Cette rupture marque la fin d’un tandem qui incarnait, pour une grande partie de la jeunesse sénégalaise et africaine, l’espérance d’un renouveau politique. Le slogan devenu célèbre — « Diomaye moy Sonko » (« Diomaye, c’est Sonko ») — avait porté les deux hommes vers une victoire historique après le départ de Macky Sall. À l’époque, Ousmane Sonko, empêché de se présenter à la présidentielle, avait choisi de soutenir son fidèle allié Bassirou Diomaye Faye, alors sorti de prison quelques jours avant le scrutin. Leur union symbolisait la résistance, le patriotisme et la promesse d’une gouvernance différente.

Mais derrière l’image d’un duo inséparable, les divergences semblaient s’approfondir depuis plusieurs mois. Quelques heures avant son limogeage, Ousmane Sonko avait laissé transparaître les tensions lors de son audition à l’Assemblée nationale. Devant les députés, il avait affirmé ne pas être « un Premier ministre qui exécute aveuglément et approuve tout sans réserve », reconnaissant ainsi des désaccords avec le chef de l’État. Une déclaration forte, perçue par de nombreux observateurs comme le signe d’une fracture devenue irréversible.

Le président Bassirou Diomaye Faye avait d’ailleurs préparé l’opinion à cette éventualité. Trois semaines auparavant, il avait déclaré qu’il n’hésiterait pas à se séparer de son Premier ministre si la confiance venait à disparaître. Le limogeage de ce 22 mai apparaît donc comme l’aboutissement d’une crise politique interne longtemps contenue, mais désormais exposée au grand jour.La réaction d’Ousmane Sonko ne s’est pas fait attendre. Sur sa page Facebook, l’ancien Premier ministre a publié un message sobre mais lourd de sens : « Ce soir, je dormirai le cœur léger à la cité Keur Gorgui ». Une phrase qui traduit à la fois un soulagement personnel et une volonté de montrer qu’il reste serein malgré la rupture.
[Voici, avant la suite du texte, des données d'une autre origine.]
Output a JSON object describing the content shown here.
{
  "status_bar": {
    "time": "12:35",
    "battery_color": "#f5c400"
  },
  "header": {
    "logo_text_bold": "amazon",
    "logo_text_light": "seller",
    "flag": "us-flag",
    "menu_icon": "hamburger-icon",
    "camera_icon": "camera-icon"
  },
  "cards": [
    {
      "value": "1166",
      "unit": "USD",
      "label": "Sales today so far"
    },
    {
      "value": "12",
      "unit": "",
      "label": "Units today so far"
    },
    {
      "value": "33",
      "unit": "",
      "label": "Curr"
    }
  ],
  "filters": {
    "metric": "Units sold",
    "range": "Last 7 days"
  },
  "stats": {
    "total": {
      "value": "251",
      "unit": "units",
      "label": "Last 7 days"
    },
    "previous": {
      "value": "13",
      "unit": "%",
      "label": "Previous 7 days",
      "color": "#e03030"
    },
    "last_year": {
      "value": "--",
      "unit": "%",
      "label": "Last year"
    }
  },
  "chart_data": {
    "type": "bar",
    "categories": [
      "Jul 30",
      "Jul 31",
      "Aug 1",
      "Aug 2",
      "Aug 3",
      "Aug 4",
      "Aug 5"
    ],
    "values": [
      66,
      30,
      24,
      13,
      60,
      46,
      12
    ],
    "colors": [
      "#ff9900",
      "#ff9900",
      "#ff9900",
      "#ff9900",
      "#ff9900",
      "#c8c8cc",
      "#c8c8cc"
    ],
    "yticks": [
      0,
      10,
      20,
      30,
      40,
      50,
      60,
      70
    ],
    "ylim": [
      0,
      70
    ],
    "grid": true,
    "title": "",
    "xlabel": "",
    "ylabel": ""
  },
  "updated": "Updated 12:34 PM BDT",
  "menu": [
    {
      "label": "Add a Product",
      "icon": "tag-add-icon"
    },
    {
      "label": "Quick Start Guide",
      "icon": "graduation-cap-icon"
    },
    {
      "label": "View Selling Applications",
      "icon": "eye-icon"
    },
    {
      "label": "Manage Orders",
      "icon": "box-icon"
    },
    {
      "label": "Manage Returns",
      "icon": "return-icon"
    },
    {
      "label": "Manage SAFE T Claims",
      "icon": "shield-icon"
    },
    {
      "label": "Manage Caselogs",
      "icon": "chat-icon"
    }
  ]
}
Au-delà des personnes, cette séparation ouvre une nouvelle page de la vie politique sénégalaise. Les deux anciens alliés, autrefois unis contre le système qu’ils dénonçaient, devront désormais s’affronter à travers leurs partis et leurs soutiens respectifs. Les élections locales de 2027 et surtout la présidentielle de 2029 s’annoncent déjà comme les prochains grands champs de bataille politiques.
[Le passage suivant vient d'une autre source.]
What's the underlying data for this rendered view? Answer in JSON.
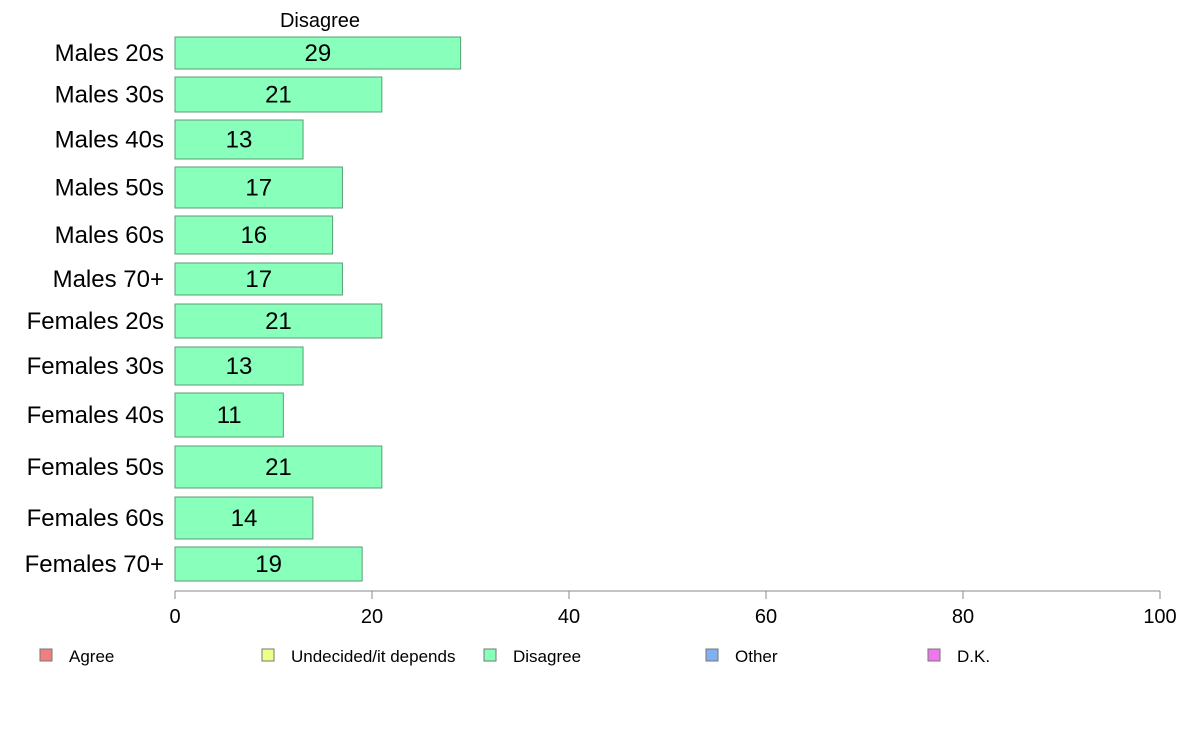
{
  "chart_data": {
    "type": "bar",
    "orientation": "horizontal",
    "header": "Disagree",
    "categories": [
      "Males 20s",
      "Males 30s",
      "Males 40s",
      "Males 50s",
      "Males 60s",
      "Males 70+",
      "Females 20s",
      "Females 30s",
      "Females 40s",
      "Females 50s",
      "Females 60s",
      "Females 70+"
    ],
    "values": [
      29,
      21,
      13,
      17,
      16,
      17,
      21,
      13,
      11,
      21,
      14,
      19
    ],
    "bar_color": "#88ffbb",
    "xlim": [
      0,
      100
    ],
    "xticks": [
      0,
      20,
      40,
      60,
      80,
      100
    ],
    "legend_position": "bottom",
    "legend": [
      {
        "label": "Agree",
        "color": "#f08080"
      },
      {
        "label": "Undecided/it depends",
        "color": "#eeff88"
      },
      {
        "label": "Disagree",
        "color": "#88ffbb"
      },
      {
        "label": "Other",
        "color": "#80b0f0"
      },
      {
        "label": "D.K.",
        "color": "#ee77ee"
      }
    ]
  }
}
Pour beaucoup de Sénégalais, cette rupture suscite des interrogations profondes : le projet de transformation promis en 2024 survivra-t-il à cette division ? Le Sénégal entre-t-il dans une nouvelle phase d’instabilité politique ou dans une recomposition démocratique normale ? Une chose est certaine : le divorce entre Bassirou Diomaye Faye et Ousmane Sonko met fin à l’un des duos politiques les plus marquants de l’histoire récente du Sénégal.